Regisseur Nonzee Nimibutr umgeht mit Geschick die meisten in einem solchen Fall auf dem Weg liegenden Klischees. Wenig zu sehen gibt es aus Japan, dafür ist
"Akame 48 Waterfalls" (Panorama) ein
echtes Meisterstück, Sabus
"Hard Luck Hero" (Forum) immerhin ein interessantes Nebenwerk.
Zwei Schwerpunkte hat das diesjährige
Forums-Programm. Zehn Dokumentarfilme gibt es aus
Südafrika, der sehenswerte Spielfilm
"Proteus" im Panorama ist eine passende Ergänzung. Außerdem zeigt die Reihe "
Hollywood in Nigeria or: how to get rich quick" Videoproduktionen aus Nigeria (im
Forum und im
Hebbel am Ufer). Der zweite Schwerpunkt, erzählt die dafür zuständige Dorothee Wenner, hat sich eher unabsichtlich ergeben, nämlich
Indien. Während man im letzten Jahr aus Bollywood noch den alles andere als zuckersüßen "Company" des Regie- und Produzenten-Berserkers
Ram Gopal Varma zu bieten hatte, setzt man diesmal auf den leider aus der Konvention des Familienfilms kaum einmal ausbrechenden
"Kal No Haa No", dessen Drehbuch vom auch für den in Deutschland gelaufenen "Sometimes Happy, Sometimes Sad" verantwortlichen
Karan Johar stammt - das wirkliche Novum daran ist nur die Tatsache, dass der Film
vollständig in New York spielt. Interessanter klingen
"Final Solution", eine vierstündige Dokumentation über
Religionskonflikte in der Region Gujarat und
"Maqbool", eine
Macbeth-Verfilmung, die, wie es heißt, ästhetisch an der Grenze zwischen Bollywood und Autorenfilm siedelt.

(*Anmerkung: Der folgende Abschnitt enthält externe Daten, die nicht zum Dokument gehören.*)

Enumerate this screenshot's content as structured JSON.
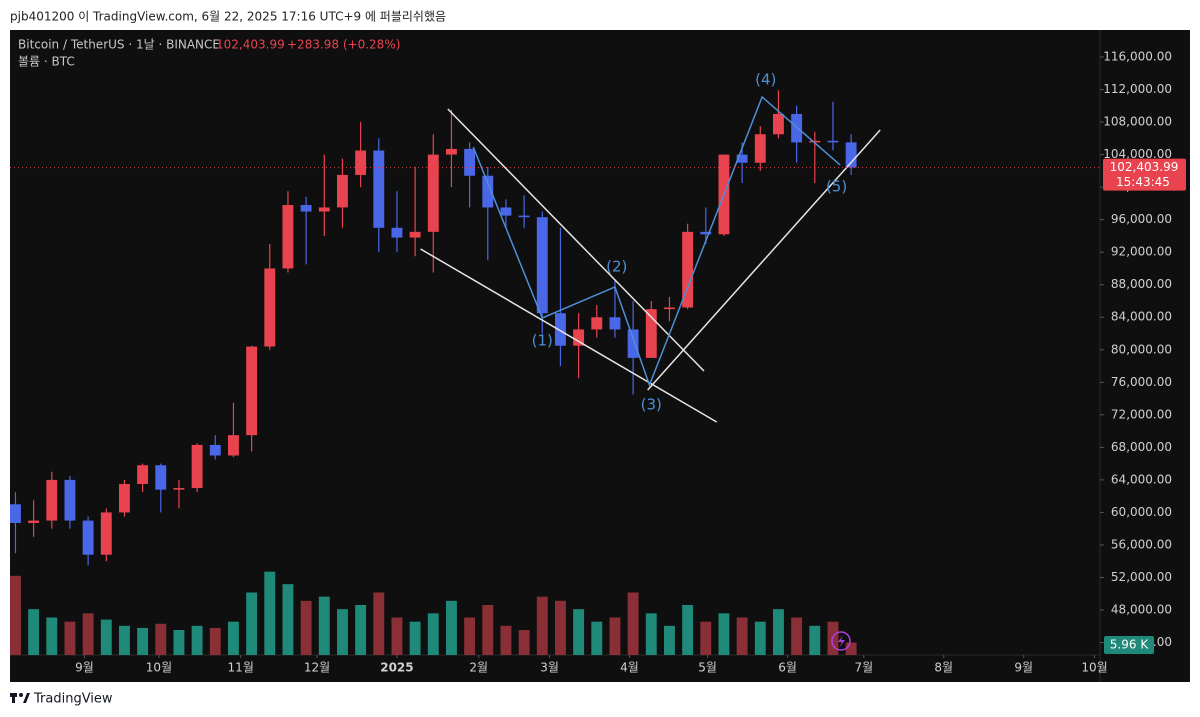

Aus der Sektion Neues von bewährten Kräften:
Ulrike Ottingers erstaunlich kurzes, kaum vier Stunden dauerndes Werk
"Zwölf Stühle" (Forum, Bild links,
homepage), die Verfilmung einer russischen
Roman-Groteske aus den zwanziger Jahren, die, wenngleich nicht gerade leichtfüßig, die Zeiten geschickt durcheinanderwirbelt. Auch von der Belgierin
Chantal Akerman gibt es einen neuen Film im Panorama,
"Demain, On Demenage". Die immer wundervolle
Ann Hui zeigt
"Goddess of Mercy" (Forum),
Volker Koepp hat sich noch einmal an den Schauplatz von "Herr Zwilling und Frau Zuckermann" begeben - und hat in
"Dieses Jahr in Czernowitz" (Forum) den US-Star
Harvey Keitel im Gepäck, dessen Mutter aus der Stadt stammt.
Von
Yolande Zauberman, von der man in Deutschland seit "Ivan und Abraham" und "Clubbed to Death" nichts mehr gehört hatte, gibt es die digitale Produktion
"Paradise Now" (Forum, Bild links) zu sehen. Und dann, ja dann, sind da noch all die Filme, von denen man nicht ahnt, wie gut sie sind und die man dadurch entdeckt, dass man sich einfach ins Kino setzt und einen Film mit einem völlig merkwürdigen Titel anguckt.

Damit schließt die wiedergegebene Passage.